Human Life Value - Capital Needs Analysis

The Capital Needs Analysis method is used by most insurance agents, financial planners and at most financial-planning Web sites. Chartered Life Underwriters (CLU’s) know the method as the Human Life Value Concept or the Human Capitalization Method. These methods give you the income you will earn from your present age until retirement, assuming a rate of interest that represents salary increases through that period. These concepts are sometimes treated the same, and sometimes as differing methods.

According to this concept, an individual's net worth is the Present Value of that person's future income stream that will be allocated to others.

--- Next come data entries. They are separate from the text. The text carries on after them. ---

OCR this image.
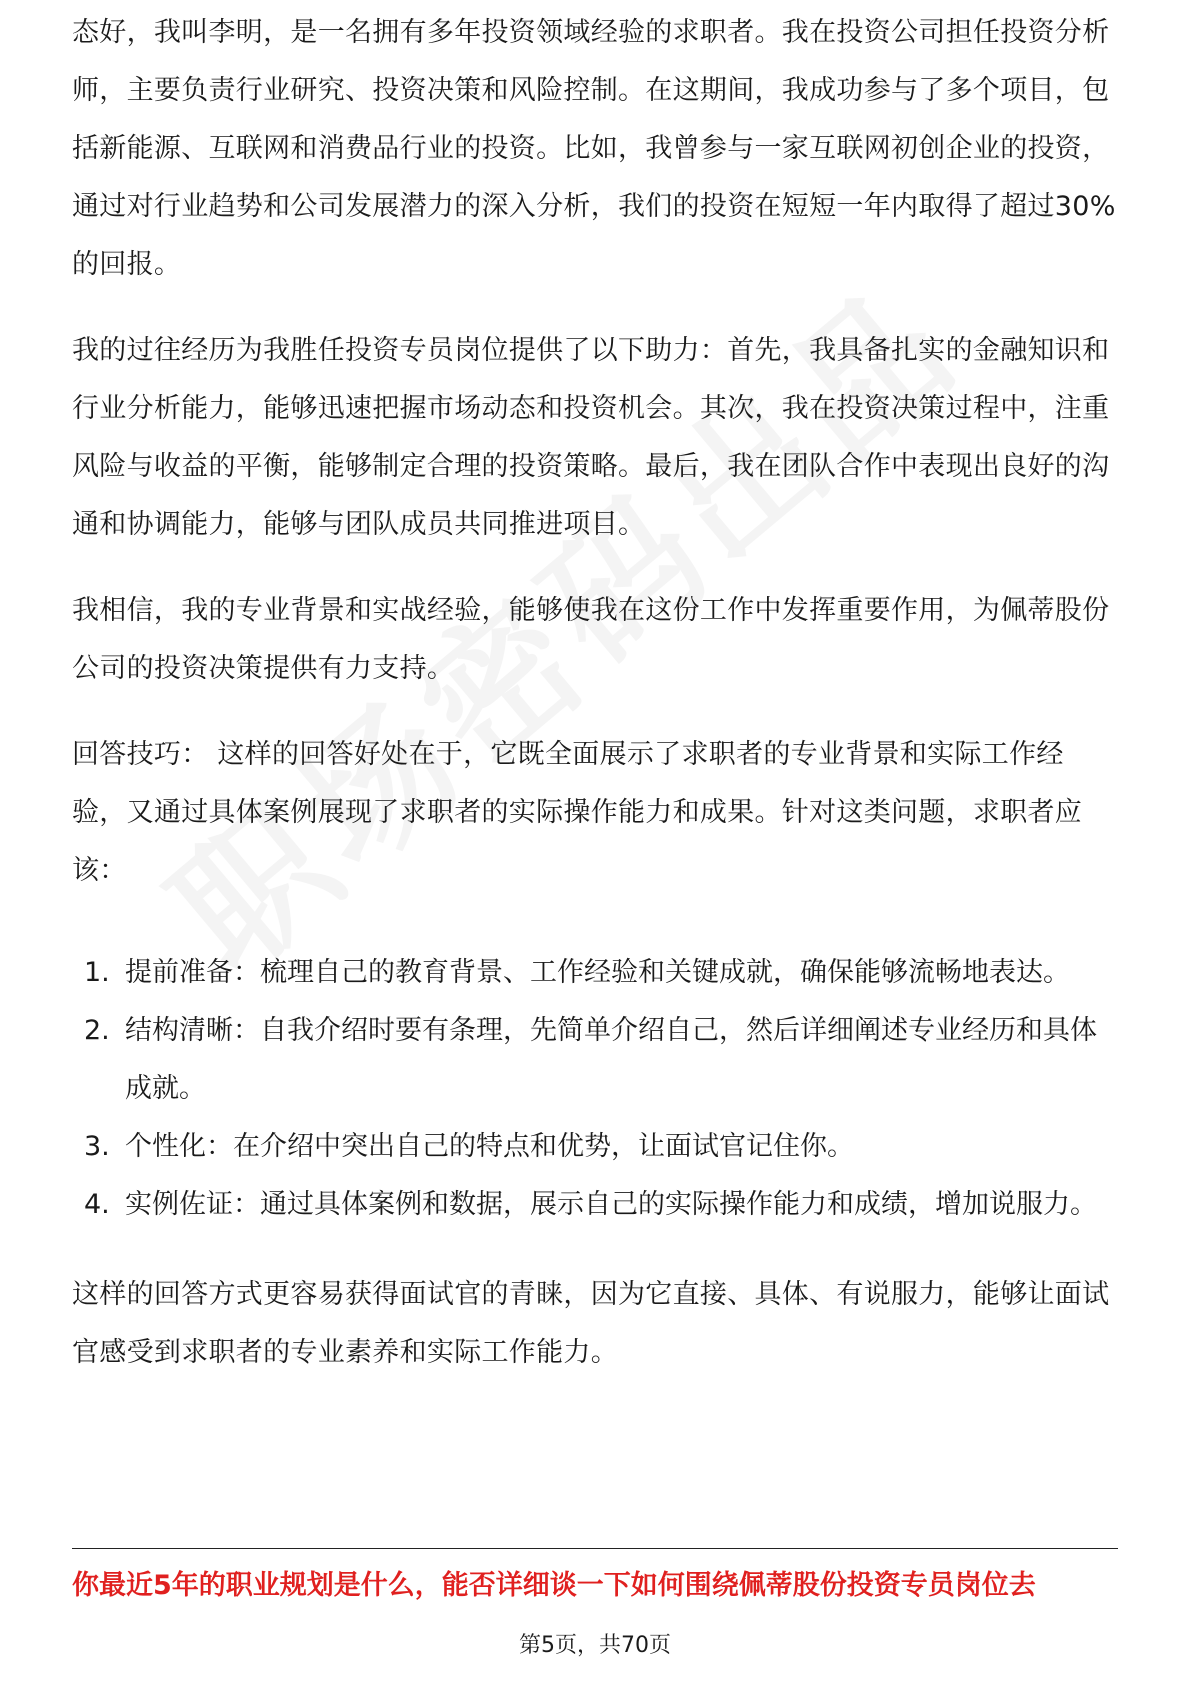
态好，我叫李明，是一名拥有多年投资领域经验的求职者。我在投资公司担任投资分析师，主要负责行业研究、投资决策和风险控制。在这期间，我成功参与了多个项目，包括新能源、互联网和消费品行业的投资。比如，我曾参与一家互联网初创企业的投资，通过对行业趋势和公司发展潜力的深入分析，我们的投资在短短一年内取得了超过30%的回报。

我的过往经历为我胜任投资专员岗位提供了以下助力：首先，我具备扎实的金融知识和行业分析能力，能够迅速把握市场动态和投资机会。其次，我在投资决策过程中，注重风险与收益的平衡，能够制定合理的投资策略。最后，我在团队合作中表现出良好的沟通和协调能力，能够与团队成员共同推进项目。

我相信，我的专业背景和实战经验，能够使我在这份工作中发挥重要作用，为佩蒂股份公司的投资决策提供有力支持。

回答技巧： 这样的回答好处在于，它既全面展示了求职者的专业背景和实际工作经验，又通过具体案例展现了求职者的实际操作能力和成果。针对这类问题，求职者应该：

1. 提前准备：梳理自己的教育背景、工作经验和关键成就，确保能够流畅地表达。
2. 结构清晰：自我介绍时要有条理，先简单介绍自己，然后详细阐述专业经历和具体成就。
3. 个性化：在介绍中突出自己的特点和优势，让面试官记住你。
4. 实例佐证：通过具体案例和数据，展示自己的实际操作能力和成绩，增加说服力。

这样的回答方式更容易获得面试官的青睐，因为它直接、具体、有说服力，能够让面试官感受到求职者的专业素养和实际工作能力。

你最近5年的职业规划是什么，能否详细谈一下如何围绕佩蒂股份投资专员岗位去
第5页，共70页
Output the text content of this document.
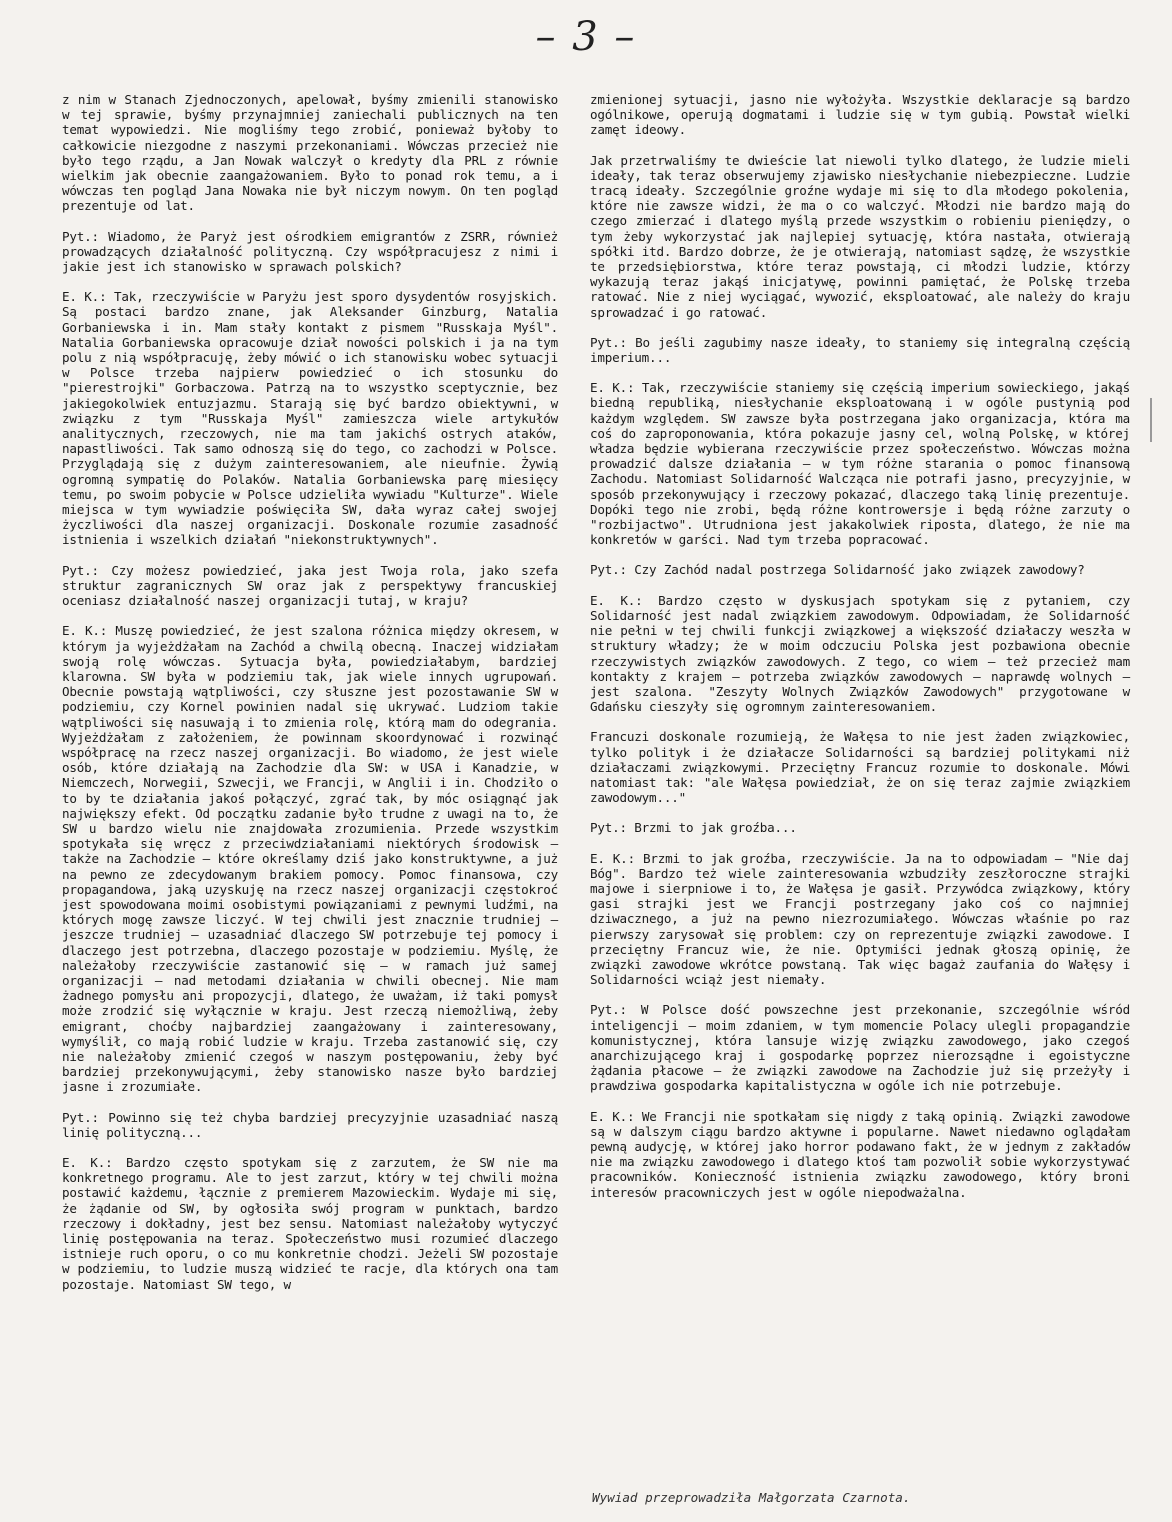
– 3 –

z nim w Stanach Zjednoczonych, apelował, byśmy zmienili stanowisko w tej sprawie, byśmy przynajmniej zaniechali publicznych na ten temat wypowiedzi. Nie mogliśmy tego zrobić, ponieważ byłoby to całkowicie niezgodne z naszymi przekonaniami. Wówczas przecież nie było tego rządu, a Jan Nowak walczył o kredyty dla PRL z równie wielkim jak obecnie zaangażowaniem. Było to ponad rok temu, a i wówczas ten pogląd Jana Nowaka nie był niczym nowym. On ten pogląd prezentuje od lat.

Pyt.: Wiadomo, że Paryż jest ośrodkiem emigrantów z ZSRR, również prowadzących działalność polityczną. Czy współpracujesz z nimi i jakie jest ich stanowisko w sprawach polskich?

E. K.: Tak, rzeczywiście w Paryżu jest sporo dysydentów rosyjskich. Są postaci bardzo znane, jak Aleksander Ginzburg, Natalia Gorbaniewska i in. Mam stały kontakt z pismem "Russkaja Myśl". Natalia Gorbaniewska opracowuje dział nowości polskich i ja na tym polu z nią współpracuję, żeby mówić o ich stanowisku wobec sytuacji w Polsce trzeba najpierw powiedzieć o ich stosunku do "pierestrojki" Gorbaczowa. Patrzą na to wszystko sceptycznie, bez jakiegokolwiek entuzjazmu. Starają się być bardzo obiektywni, w związku z tym "Russkaja Myśl" zamieszcza wiele artykułów analitycznych, rzeczowych, nie ma tam jakichś ostrych ataków, napastliwości. Tak samo odnoszą się do tego, co zachodzi w Polsce. Przyglądają się z dużym zainteresowaniem, ale nieufnie. Żywią ogromną sympatię do Polaków. Natalia Gorbaniewska parę miesięcy temu, po swoim pobycie w Polsce udzieliła wywiadu "Kulturze". Wiele miejsca w tym wywiadzie poświęciła SW, dała wyraz całej swojej życzliwości dla naszej organizacji. Doskonale rozumie zasadność istnienia i wszelkich działań "niekonstruktywnych".

Pyt.: Czy możesz powiedzieć, jaka jest Twoja rola, jako szefa struktur zagranicznych SW oraz jak z perspektywy francuskiej oceniasz działalność naszej organizacji tutaj, w kraju?

E. K.: Muszę powiedzieć, że jest szalona różnica między okresem, w którym ja wyjeżdżałam na Zachód a chwilą obecną. Inaczej widziałam swoją rolę wówczas. Sytuacja była, powiedziałabym, bardziej klarowna. SW była w podziemiu tak, jak wiele innych ugrupowań. Obecnie powstają wątpliwości, czy słuszne jest pozostawanie SW w podziemiu, czy Kornel powinien nadal się ukrywać. Ludziom takie wątpliwości się nasuwają i to zmienia rolę, którą mam do odegrania. Wyjeżdżałam z założeniem, że powinnam skoordynować i rozwinąć współpracę na rzecz naszej organizacji. Bo wiadomo, że jest wiele osób, które działają na Zachodzie dla SW: w USA i Kanadzie, w Niemczech, Norwegii, Szwecji, we Francji, w Anglii i in. Chodziło o to by te działania jakoś połączyć, zgrać tak, by móc osiągnąć jak największy efekt. Od początku zadanie było trudne z uwagi na to, że SW u bardzo wielu nie znajdowała zrozumienia. Przede wszystkim spotykała się wręcz z przeciwdziałaniami niektórych środowisk – także na Zachodzie – które określamy dziś jako konstruktywne, a już na pewno ze zdecydowanym brakiem pomocy. Pomoc finansowa, czy propagandowa, jaką uzyskuję na rzecz naszej organizacji częstokroć jest spowodowana moimi osobistymi powiązaniami z pewnymi ludźmi, na których mogę zawsze liczyć. W tej chwili jest znacznie trudniej – jeszcze trudniej – uzasadniać dlaczego SW potrzebuje tej pomocy i dlaczego jest potrzebna, dlaczego pozostaje w podziemiu. Myślę, że należałoby rzeczywiście zastanowić się – w ramach już samej organizacji – nad metodami działania w chwili obecnej. Nie mam żadnego pomysłu ani propozycji, dlatego, że uważam, iż taki pomysł może zrodzić się wyłącznie w kraju. Jest rzeczą niemożliwą, żeby emigrant, choćby najbardziej zaangażowany i zainteresowany, wymyślił, co mają robić ludzie w kraju. Trzeba zastanowić się, czy nie należałoby zmienić czegoś w naszym postępowaniu, żeby być bardziej przekonywującymi, żeby stanowisko nasze było bardziej jasne i zrozumiałe.

Pyt.: Powinno się też chyba bardziej precyzyjnie uzasadniać naszą linię polityczną...

E. K.: Bardzo często spotykam się z zarzutem, że SW nie ma konkretnego programu. Ale to jest zarzut, który w tej chwili można postawić każdemu, łącznie z premierem Mazowieckim. Wydaje mi się, że żądanie od SW, by ogłosiła swój program w punktach, bardzo rzeczowy i dokładny, jest bez sensu. Natomiast należałoby wytyczyć linię postępowania na teraz. Społeczeństwo musi rozumieć dlaczego istnieje ruch oporu, o co mu konkretnie chodzi. Jeżeli SW pozostaje w podziemiu, to ludzie muszą widzieć te racje, dla których ona tam pozostaje. Natomiast SW tego, w

zmienionej sytuacji, jasno nie wyłożyła. Wszystkie deklaracje są bardzo ogólnikowe, operują dogmatami i ludzie się w tym gubią. Powstał wielki zamęt ideowy.

Jak przetrwaliśmy te dwieście lat niewoli tylko dlatego, że ludzie mieli ideały, tak teraz obserwujemy zjawisko niesłychanie niebezpieczne. Ludzie tracą ideały. Szczególnie groźne wydaje mi się to dla młodego pokolenia, które nie zawsze widzi, że ma o co walczyć. Młodzi nie bardzo mają do czego zmierzać i dlatego myślą przede wszystkim o robieniu pieniędzy, o tym żeby wykorzystać jak najlepiej sytuację, która nastała, otwierają spółki itd. Bardzo dobrze, że je otwierają, natomiast sądzę, że wszystkie te przedsiębiorstwa, które teraz powstają, ci młodzi ludzie, którzy wykazują teraz jakąś inicjatywę, powinni pamiętać, że Polskę trzeba ratować. Nie z niej wyciągać, wywozić, eksploatować, ale należy do kraju sprowadzać i go ratować.

Pyt.: Bo jeśli zagubimy nasze ideały, to staniemy się integralną częścią imperium...

E. K.: Tak, rzeczywiście staniemy się częścią imperium sowieckiego, jakąś biedną republiką, niesłychanie eksploatowaną i w ogóle pustynią pod każdym względem. SW zawsze była postrzegana jako organizacja, która ma coś do zaproponowania, która pokazuje jasny cel, wolną Polskę, w której władza będzie wybierana rzeczywiście przez społeczeństwo. Wówczas można prowadzić dalsze działania – w tym różne starania o pomoc finansową Zachodu. Natomiast Solidarność Walcząca nie potrafi jasno, precyzyjnie, w sposób przekonywujący i rzeczowy pokazać, dlaczego taką linię prezentuje. Dopóki tego nie zrobi, będą różne kontrowersje i będą różne zarzuty o "rozbijactwo". Utrudniona jest jakakolwiek riposta, dlatego, że nie ma konkretów w garści. Nad tym trzeba popracować.

Pyt.: Czy Zachód nadal postrzega Solidarność jako związek zawodowy?

E. K.: Bardzo często w dyskusjach spotykam się z pytaniem, czy Solidarność jest nadal związkiem zawodowym. Odpowiadam, że Solidarność nie pełni w tej chwili funkcji związkowej a większość działaczy weszła w struktury władzy; że w moim odczuciu Polska jest pozbawiona obecnie rzeczywistych związków zawodowych. Z tego, co wiem – też przecież mam kontakty z krajem – potrzeba związków zawodowych – naprawdę wolnych – jest szalona. "Zeszyty Wolnych Związków Zawodowych" przygotowane w Gdańsku cieszyły się ogromnym zainteresowaniem.

Francuzi doskonale rozumieją, że Wałęsa to nie jest żaden związkowiec, tylko polityk i że działacze Solidarności są bardziej politykami niż działaczami związkowymi. Przeciętny Francuz rozumie to doskonale. Mówi natomiast tak: "ale Wałęsa powiedział, że on się teraz zajmie związkiem zawodowym..."

Pyt.: Brzmi to jak groźba...

E. K.: Brzmi to jak groźba, rzeczywiście. Ja na to odpowiadam – "Nie daj Bóg". Bardzo też wiele zainteresowania wzbudziły zeszłoroczne strajki majowe i sierpniowe i to, że Wałęsa je gasił. Przywódca związkowy, który gasi strajki jest we Francji postrzegany jako coś co najmniej dziwacznego, a już na pewno niezrozumiałego. Wówczas właśnie po raz pierwszy zarysował się problem: czy on reprezentuje związki zawodowe. I przeciętny Francuz wie, że nie. Optymiści jednak głoszą opinię, że związki zawodowe wkrótce powstaną. Tak więc bagaż zaufania do Wałęsy i Solidarności wciąż jest niemały.

Pyt.: W Polsce dość powszechne jest przekonanie, szczególnie wśród inteligencji – moim zdaniem, w tym momencie Polacy ulegli propagandzie komunistycznej, która lansuje wizję związku zawodowego, jako czegoś anarchizującego kraj i gospodarkę poprzez nierozsądne i egoistyczne żądania płacowe – że związki zawodowe na Zachodzie już się przeżyły i prawdziwa gospodarka kapitalistyczna w ogóle ich nie potrzebuje.

E. K.: We Francji nie spotkałam się nigdy z taką opinią. Związki zawodowe są w dalszym ciągu bardzo aktywne i popularne. Nawet niedawno oglądałam pewną audycję, w której jako horror podawano fakt, że w jednym z zakładów nie ma związku zawodowego i dlatego ktoś tam pozwolił sobie wykorzystywać pracowników. Konieczność istnienia związku zawodowego, który broni interesów pracowniczych jest w ogóle niepodważalna.

Wywiad przeprowadziła Małgorzata Czarnota.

Present Value tells you what your money will be worth in a given number of years while earning a specific rate of interest.

A variation of this method is used in wrongful death litigation to compute the present value of the decedent's anticipated future income, minus personal expenses, to compensate the survivors for lost net earnings.

Like the earnings-multiple method, the Capital Needs Analysis projects the income the insured will earn between now and retirement and discounts these flows. But Capital Needs Analysis goes further: it calculates the net contribution of the insured to the family's living standard by subtracting the insured's present value of future tax payments and living expenses from his or her present earnings. The net contribution is then compared with the pending needs of potential survivors, including mortgage payments, household expenses and special expenditures.


The Human Life Value Concept deals with human capital. Human capital is a person's income potential. We all have a human life value, and insuring human life value is the primary purpose of life insurance.

The Human Life Value Concept goes beyond numbers and considers the entire impact caused by the loss of a human being. Here are some questions to give you a start:

  • If you had been killed in a car accident last week, and someone else had been responsible for your death, how much money would your family sue the responsible party for?
  • If you had been killed in a car accident last week, and you had been responsible, how much money would you want your family to receive?
  • If you died of cancer last week, how much money would you want your family to receive?
  • How much are your tomorrows worth? What is your Potential Earning Power (PEP)?

    How much insurance is there on your life?